What does Making Tax Digital mean? HMRC have begun the consultation process in August 2016 and issued six consultations on Making Tax Digital. Here we cover the main points.

What is Making Tax Digital?

  • HMRC is aiming to join up its internal systems creating one account for each taxpayer containing all of their taxes in one place meaning they can view all their payments, and offset overpayments in one tax against underpayments in others. There will be quarterly filing and payment obligations starting with the self employed and landlords and then companies will follow suit. HMRC are consulting on a new penalty regime.
  • There will be a year end declaration, instead of a Self Assessment (SA) return and Corporation Tax (CT) return however, businesses will still need to prepare year end accounts and reconcile the quarterly figures to the year end accounts.
  • The main difference between the year end declaration and a tax return under the current system is that HMRC will pre-populate some of the return figures, e.g. bank interest, income from employment and tax payers will have to check the accuracy of the figures.
  • HMRC will not be providing free software meaning businesses that do not use software or computers will have to do so. This may prove quite a task for businesses that currently do not have an agent having to fork out for software and learn a new system. HMRC will provide online guidance for tax payers.
  • HMRC have announced many small businesses will be exempt from the new regime due to their size.

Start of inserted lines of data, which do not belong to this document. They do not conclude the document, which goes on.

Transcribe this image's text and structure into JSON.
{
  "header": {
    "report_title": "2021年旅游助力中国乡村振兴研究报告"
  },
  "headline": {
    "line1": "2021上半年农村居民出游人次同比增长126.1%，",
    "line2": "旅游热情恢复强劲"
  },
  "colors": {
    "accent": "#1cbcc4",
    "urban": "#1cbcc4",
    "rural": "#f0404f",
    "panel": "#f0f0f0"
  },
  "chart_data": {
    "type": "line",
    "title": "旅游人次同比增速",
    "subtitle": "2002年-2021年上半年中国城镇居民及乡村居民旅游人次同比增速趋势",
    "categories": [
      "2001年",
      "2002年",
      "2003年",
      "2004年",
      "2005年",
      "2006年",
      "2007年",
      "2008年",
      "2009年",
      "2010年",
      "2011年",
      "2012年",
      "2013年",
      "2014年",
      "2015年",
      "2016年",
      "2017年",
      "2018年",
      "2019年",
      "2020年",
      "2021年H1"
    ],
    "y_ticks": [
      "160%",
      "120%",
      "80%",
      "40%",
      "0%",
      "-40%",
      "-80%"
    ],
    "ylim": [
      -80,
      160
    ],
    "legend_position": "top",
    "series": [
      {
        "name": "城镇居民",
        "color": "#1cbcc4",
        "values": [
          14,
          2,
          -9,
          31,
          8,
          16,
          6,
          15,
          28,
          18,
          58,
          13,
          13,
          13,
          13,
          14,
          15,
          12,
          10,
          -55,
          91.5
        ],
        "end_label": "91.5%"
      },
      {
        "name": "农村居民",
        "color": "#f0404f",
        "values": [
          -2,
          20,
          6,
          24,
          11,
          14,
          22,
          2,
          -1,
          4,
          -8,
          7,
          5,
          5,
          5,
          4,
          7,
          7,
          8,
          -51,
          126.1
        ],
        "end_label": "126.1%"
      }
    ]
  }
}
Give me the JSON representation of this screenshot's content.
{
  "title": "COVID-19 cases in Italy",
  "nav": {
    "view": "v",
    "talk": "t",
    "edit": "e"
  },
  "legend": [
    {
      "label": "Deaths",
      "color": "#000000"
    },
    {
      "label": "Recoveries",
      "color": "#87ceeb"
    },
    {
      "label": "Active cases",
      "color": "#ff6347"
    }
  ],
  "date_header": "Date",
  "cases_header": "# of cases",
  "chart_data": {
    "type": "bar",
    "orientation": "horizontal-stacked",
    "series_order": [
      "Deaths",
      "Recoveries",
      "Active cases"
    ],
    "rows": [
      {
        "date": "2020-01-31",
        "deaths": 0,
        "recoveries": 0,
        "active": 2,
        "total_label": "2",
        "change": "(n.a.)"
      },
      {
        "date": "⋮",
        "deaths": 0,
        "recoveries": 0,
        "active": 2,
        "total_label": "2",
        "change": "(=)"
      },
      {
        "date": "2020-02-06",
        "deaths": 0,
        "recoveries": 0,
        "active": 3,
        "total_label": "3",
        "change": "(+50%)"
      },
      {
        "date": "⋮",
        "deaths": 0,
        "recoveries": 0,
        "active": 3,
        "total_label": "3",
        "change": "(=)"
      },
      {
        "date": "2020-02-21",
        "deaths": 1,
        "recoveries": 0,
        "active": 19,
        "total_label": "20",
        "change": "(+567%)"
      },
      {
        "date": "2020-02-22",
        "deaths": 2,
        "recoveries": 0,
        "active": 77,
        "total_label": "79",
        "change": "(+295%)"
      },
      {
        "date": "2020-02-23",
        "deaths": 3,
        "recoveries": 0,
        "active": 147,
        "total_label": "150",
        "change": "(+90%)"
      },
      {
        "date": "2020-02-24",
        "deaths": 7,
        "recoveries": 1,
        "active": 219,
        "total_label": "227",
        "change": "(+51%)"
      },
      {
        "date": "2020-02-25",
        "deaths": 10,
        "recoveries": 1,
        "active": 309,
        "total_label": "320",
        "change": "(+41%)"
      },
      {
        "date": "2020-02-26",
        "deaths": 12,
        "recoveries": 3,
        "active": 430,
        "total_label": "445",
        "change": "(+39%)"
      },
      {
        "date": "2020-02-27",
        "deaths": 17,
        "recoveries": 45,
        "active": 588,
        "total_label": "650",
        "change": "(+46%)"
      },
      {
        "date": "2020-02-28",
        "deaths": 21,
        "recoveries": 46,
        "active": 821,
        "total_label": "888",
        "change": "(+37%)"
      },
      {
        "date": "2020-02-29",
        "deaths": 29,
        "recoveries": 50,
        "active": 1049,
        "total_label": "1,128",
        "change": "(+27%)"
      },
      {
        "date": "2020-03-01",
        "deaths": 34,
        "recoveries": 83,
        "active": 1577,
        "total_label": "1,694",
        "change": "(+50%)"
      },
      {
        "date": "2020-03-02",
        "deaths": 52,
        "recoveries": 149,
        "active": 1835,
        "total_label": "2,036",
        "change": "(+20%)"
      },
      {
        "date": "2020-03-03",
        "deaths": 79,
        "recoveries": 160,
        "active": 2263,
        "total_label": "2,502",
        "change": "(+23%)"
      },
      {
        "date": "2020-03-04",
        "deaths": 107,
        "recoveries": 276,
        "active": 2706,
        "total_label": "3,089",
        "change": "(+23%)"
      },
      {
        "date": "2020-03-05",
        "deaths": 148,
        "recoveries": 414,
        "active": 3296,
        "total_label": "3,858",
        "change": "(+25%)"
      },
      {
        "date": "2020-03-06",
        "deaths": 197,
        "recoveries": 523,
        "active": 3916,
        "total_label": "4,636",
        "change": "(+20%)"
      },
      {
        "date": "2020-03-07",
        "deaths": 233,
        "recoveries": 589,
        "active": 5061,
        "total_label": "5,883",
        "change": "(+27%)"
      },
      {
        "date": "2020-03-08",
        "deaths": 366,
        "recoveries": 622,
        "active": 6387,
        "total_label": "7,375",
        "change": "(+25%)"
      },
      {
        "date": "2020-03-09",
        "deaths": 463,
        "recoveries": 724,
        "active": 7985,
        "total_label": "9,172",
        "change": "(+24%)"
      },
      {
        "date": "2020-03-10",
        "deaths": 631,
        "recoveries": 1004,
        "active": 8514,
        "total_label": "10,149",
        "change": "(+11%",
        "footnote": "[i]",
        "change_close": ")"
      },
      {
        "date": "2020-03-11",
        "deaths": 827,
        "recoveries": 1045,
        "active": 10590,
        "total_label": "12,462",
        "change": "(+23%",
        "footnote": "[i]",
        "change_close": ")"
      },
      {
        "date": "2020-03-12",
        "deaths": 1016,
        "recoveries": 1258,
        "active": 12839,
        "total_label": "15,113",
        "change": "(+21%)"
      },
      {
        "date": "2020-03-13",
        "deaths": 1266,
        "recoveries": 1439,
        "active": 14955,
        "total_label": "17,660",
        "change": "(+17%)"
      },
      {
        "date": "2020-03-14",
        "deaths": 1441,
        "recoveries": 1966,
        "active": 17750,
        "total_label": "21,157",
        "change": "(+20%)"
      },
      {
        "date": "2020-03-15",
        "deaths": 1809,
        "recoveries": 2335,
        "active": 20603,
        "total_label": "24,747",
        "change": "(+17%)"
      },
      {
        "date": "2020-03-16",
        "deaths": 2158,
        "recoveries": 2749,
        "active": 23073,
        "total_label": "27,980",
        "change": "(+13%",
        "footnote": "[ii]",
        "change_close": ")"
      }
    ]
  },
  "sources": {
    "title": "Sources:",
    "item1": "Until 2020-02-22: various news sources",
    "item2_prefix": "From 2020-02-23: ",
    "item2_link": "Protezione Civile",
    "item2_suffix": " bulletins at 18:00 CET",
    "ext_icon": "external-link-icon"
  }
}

What are the potential benefits of the move to making tax digital according to HMRC?

  • Cash-basis accounting meaning thousands more will be able to pay tax based simply on the difference between money they have taken in and what they have paid out. It means tradesmen will pay tax on cash received rather than invoices issued.
  • Prompts and alerts to help businesses get tax right and giving advice on tax reliefs they might be missing out on.
  • Greater certainty over tax bills so businesses don’t have to wait until the end of the year to find out how much they have to pay.